JONESBORO – Arkansas State University’s Diversifying Our Curing Community (DOCC) program is a 2023 INSIGHT Into Diversity Inspiring Programs in STEM Award recipient.

This award honors colleges and universities that encourage and assist students from underrepresented groups to enter the fields of science, technology, engineering and mathematics (STEM).

DOCC, formed in 2021, is a four-year program for students who are seeking a career as a medical doctor. Qualifying students receive multiple benefits, including a $1,500 stipend per semester, intensive advising, and mentoring by science faculty members.
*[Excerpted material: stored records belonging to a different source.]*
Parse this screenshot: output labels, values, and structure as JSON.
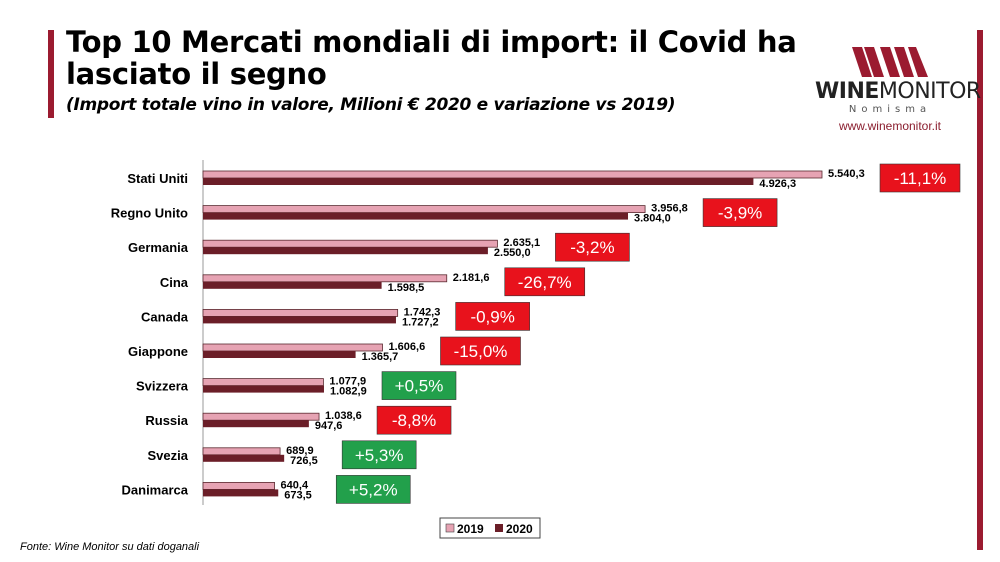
{
  "header": {
    "title": "Top 10 Mercati mondiali di import: il Covid ha lasciato il segno",
    "subtitle": "(Import totale vino in valore, Milioni € 2020 e variazione vs 2019)"
  },
  "logo": {
    "brand_bold": "WINE",
    "brand_light": "MONITOR",
    "tagline": "Nomisma",
    "url": "www.winemonitor.it"
  },
  "source": "Fonte: Wine Monitor su dati doganali",
  "colors": {
    "c2019": "#e6a3b3",
    "c2020": "#6b1e28",
    "negative": "#e8121c",
    "positive": "#22a04b",
    "accent": "#9b1b30"
  },
  "chart_data": {
    "type": "bar",
    "orientation": "horizontal",
    "categories": [
      "Stati Uniti",
      "Regno Unito",
      "Germania",
      "Cina",
      "Canada",
      "Giappone",
      "Svizzera",
      "Russia",
      "Svezia",
      "Danimarca"
    ],
    "series": [
      {
        "name": "2019",
        "values": [
          5540.3,
          3956.8,
          2635.1,
          2181.6,
          1742.3,
          1606.6,
          1077.9,
          1038.6,
          689.9,
          640.4
        ],
        "labels": [
          "5.540,3",
          "3.956,8",
          "2.635,1",
          "2.181,6",
          "1.742,3",
          "1.606,6",
          "1.077,9",
          "1.038,6",
          "689,9",
          "640,4"
        ]
      },
      {
        "name": "2020",
        "values": [
          4926.3,
          3804.0,
          2550.0,
          1598.5,
          1727.2,
          1365.7,
          1082.9,
          947.6,
          726.5,
          673.5
        ],
        "labels": [
          "4.926,3",
          "3.804,0",
          "2.550,0",
          "1.598,5",
          "1.727,2",
          "1.365,7",
          "1.082,9",
          "947,6",
          "726,5",
          "673,5"
        ]
      }
    ],
    "variation": [
      "-11,1%",
      "-3,9%",
      "-3,2%",
      "-26,7%",
      "-0,9%",
      "-15,0%",
      "+0,5%",
      "-8,8%",
      "+5,3%",
      "+5,2%"
    ],
    "legend_position": "bottom-right",
    "grid": false
  }
}
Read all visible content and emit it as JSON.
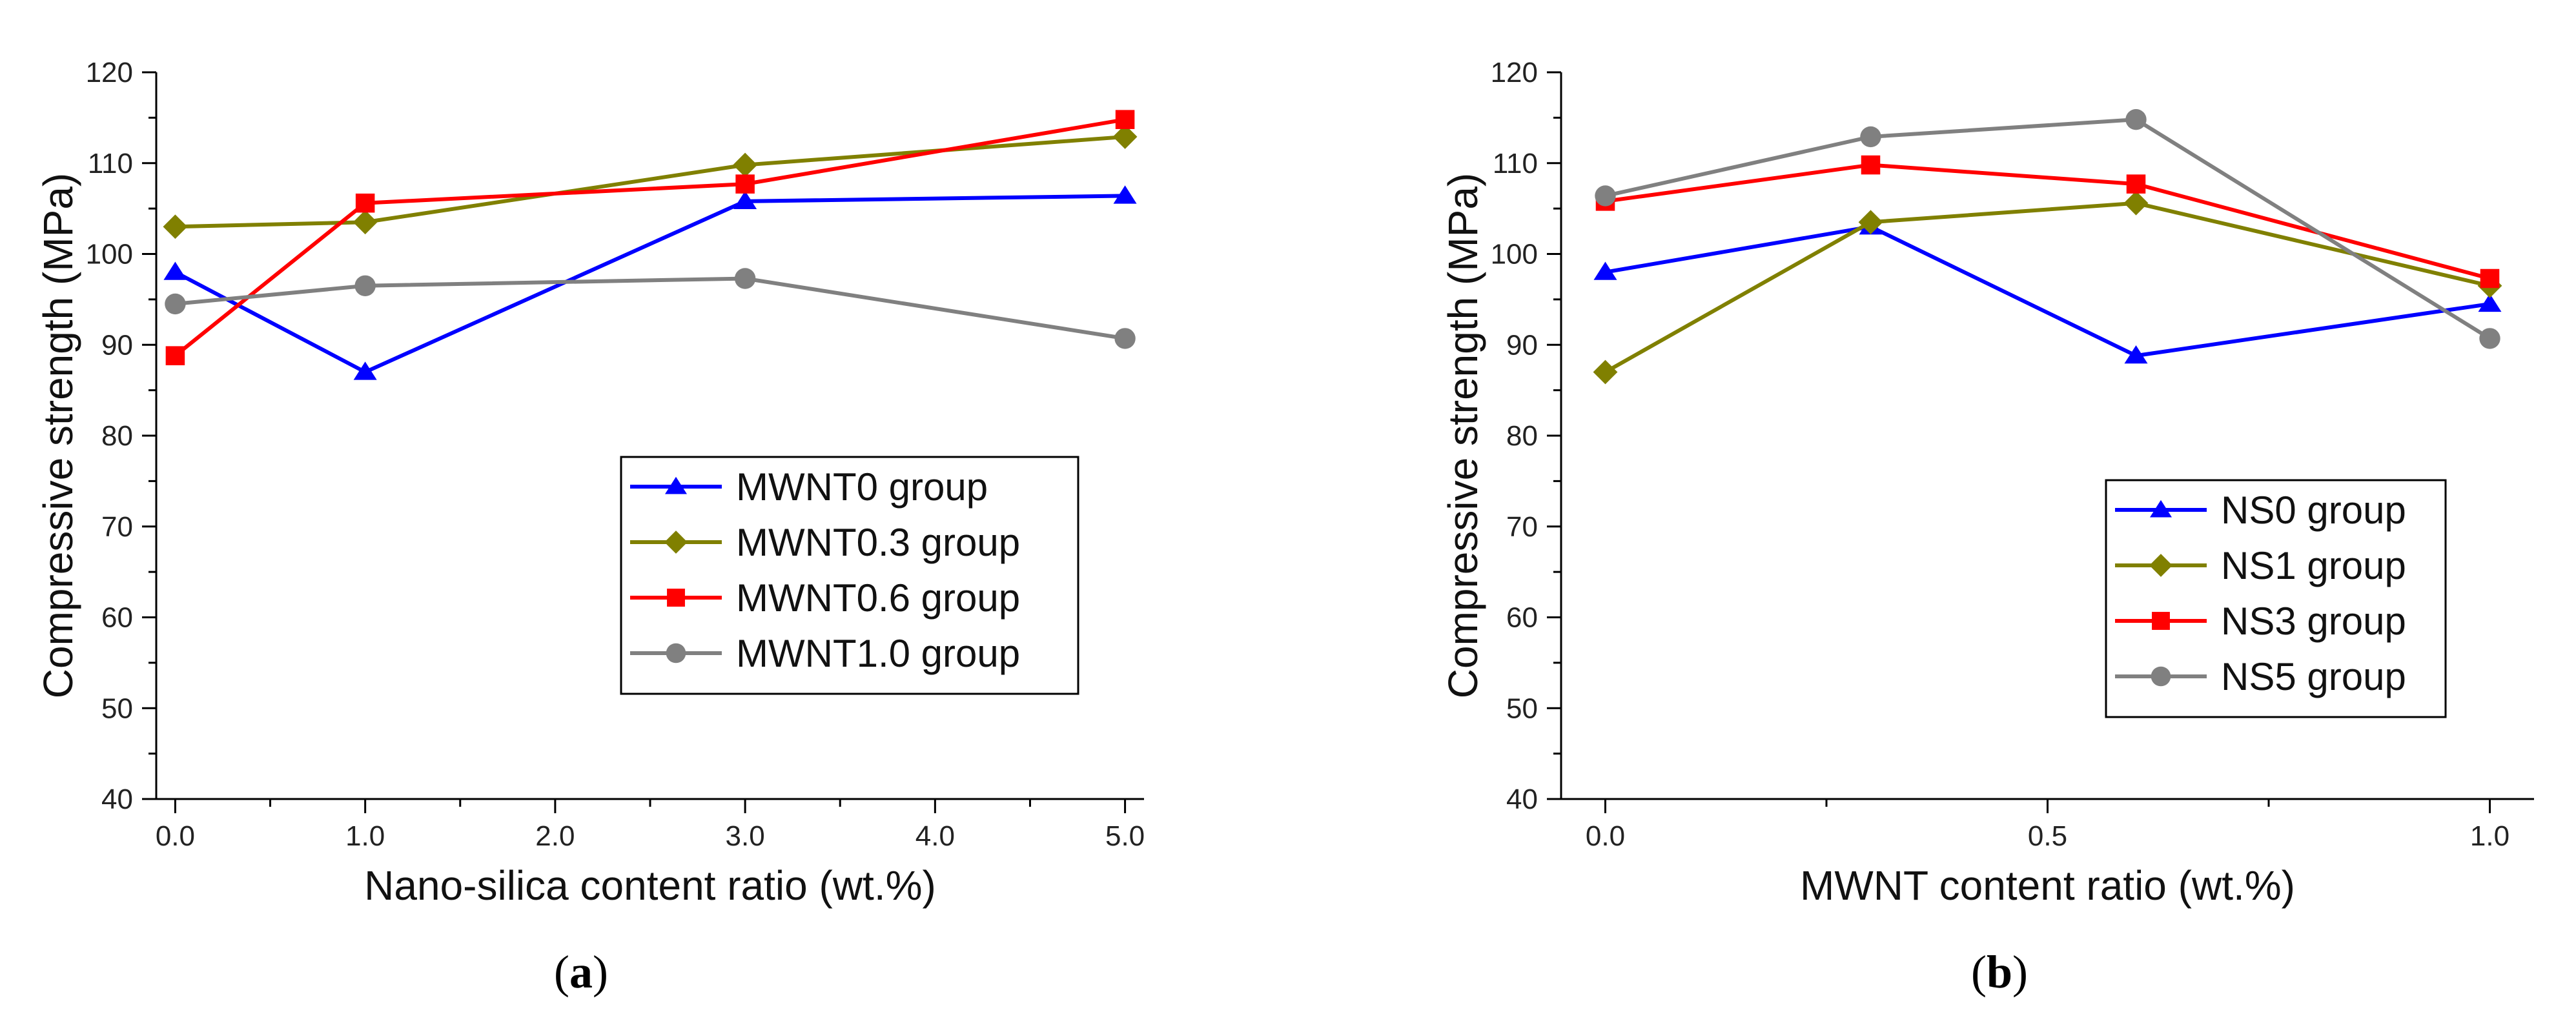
{
  "chart_data": [
    {
      "type": "line",
      "panel_label": {
        "open": "(",
        "letter": "a",
        "close": ")"
      },
      "x": [
        0.0,
        1.0,
        3.0,
        5.0
      ],
      "x_ticks": [
        0.0,
        1.0,
        2.0,
        3.0,
        4.0,
        5.0
      ],
      "x_tick_labels": [
        "0.0",
        "1.0",
        "2.0",
        "3.0",
        "4.0",
        "5.0"
      ],
      "xlim": [
        -0.1,
        5.1
      ],
      "ylim": [
        40,
        120
      ],
      "y_ticks": [
        40,
        50,
        60,
        70,
        80,
        90,
        100,
        110,
        120
      ],
      "y_tick_labels": [
        "40",
        "50",
        "60",
        "70",
        "80",
        "90",
        "100",
        "110",
        "120"
      ],
      "xlabel": "Nano-silica content ratio (wt.%)",
      "ylabel": "Compressive strength (MPa)",
      "legend_position": "lower-right",
      "series": [
        {
          "name": "MWNT0 group",
          "color": "#0000ff",
          "marker": "triangle",
          "values": [
            98.0,
            87.0,
            105.8,
            106.4
          ]
        },
        {
          "name": "MWNT0.3 group",
          "color": "#808000",
          "marker": "diamond",
          "values": [
            103.0,
            103.5,
            109.8,
            112.9
          ]
        },
        {
          "name": "MWNT0.6 group",
          "color": "#ff0000",
          "marker": "square",
          "values": [
            88.8,
            105.6,
            107.7,
            114.8
          ]
        },
        {
          "name": "MWNT1.0 group",
          "color": "#808080",
          "marker": "circle",
          "values": [
            94.5,
            96.5,
            97.3,
            90.7
          ]
        }
      ]
    },
    {
      "type": "line",
      "panel_label": {
        "open": "(",
        "letter": "b",
        "close": ")"
      },
      "x": [
        0.0,
        0.3,
        0.6,
        1.0
      ],
      "x_ticks": [
        0.0,
        0.5,
        1.0
      ],
      "x_tick_labels": [
        "0.0",
        "0.5",
        "1.0"
      ],
      "xlim": [
        -0.05,
        1.05
      ],
      "ylim": [
        40,
        120
      ],
      "y_ticks": [
        40,
        50,
        60,
        70,
        80,
        90,
        100,
        110,
        120
      ],
      "y_tick_labels": [
        "40",
        "50",
        "60",
        "70",
        "80",
        "90",
        "100",
        "110",
        "120"
      ],
      "xlabel": "MWNT content ratio (wt.%)",
      "ylabel": "Compressive strength (MPa)",
      "legend_position": "lower-right",
      "series": [
        {
          "name": "NS0 group",
          "color": "#0000ff",
          "marker": "triangle",
          "values": [
            98.0,
            103.0,
            88.8,
            94.5
          ]
        },
        {
          "name": "NS1 group",
          "color": "#808000",
          "marker": "diamond",
          "values": [
            87.0,
            103.5,
            105.6,
            96.5
          ]
        },
        {
          "name": "NS3 group",
          "color": "#ff0000",
          "marker": "square",
          "values": [
            105.8,
            109.8,
            107.7,
            97.3
          ]
        },
        {
          "name": "NS5 group",
          "color": "#808080",
          "marker": "circle",
          "values": [
            106.4,
            112.9,
            114.8,
            90.7
          ]
        }
      ]
    }
  ]
}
“This program was the brainchild of Dr. Lynn Boyd, retired dean of the College of Science and Mathematics. She saw the importance of this program and this award serves as verification of her vision and the need for such a program,” said Dr. Lonnie Williams, vice chancellor for the Division of Diversity, Inclusion and Community Engagement.

Dr. Jennifer Bouldin, interim dean of the College of Sciences and Mathematics, said this award is well deserved.

“Diversity in healthcare expands the capabilities of our medical care system by breaking down cultural barriers and helping patients feel comfortable with medical doctors who resemble them,” said Bouldin, who also is a professor of environmental biology.

DOCC will be among 79 other programs to be recognized in the September issue of the magazine.

Award winners were selected based on efforts to inspire and encourage a new generation of young people to consider careers in STEM through mentoring, teaching, research, and successful programs and initiatives.

“This program enhances the DOCC students’ success in their undergraduate journey by providing them peer mentors and advisers who take special interest in their success. Many have also acquired internships with local hospitals to expose them to the career path they wish to follow,” said Bouldin.

Williams said this program is important not only for A-State, but for students currently enrolled and those who will enroll in the future.

“This program serves as a great resource for students from underrepresented populations in assisting and guiding them through this tough curriculum,” he said. “The additional guidance and financial assistance could be the motivating factors to their success.”

The future of the program could be impacted by this award, in a positive way. Williams said being recognized with this award will bring national attention to the program.

“Hopefully the recognition will bring enough interest in our grant applications to receive additional funding to operate the program,” he concluded.

Earlier this year, DOCC won a grant from the Blue & You Foundation for a Healthier Arkansas to help fund the program for two years.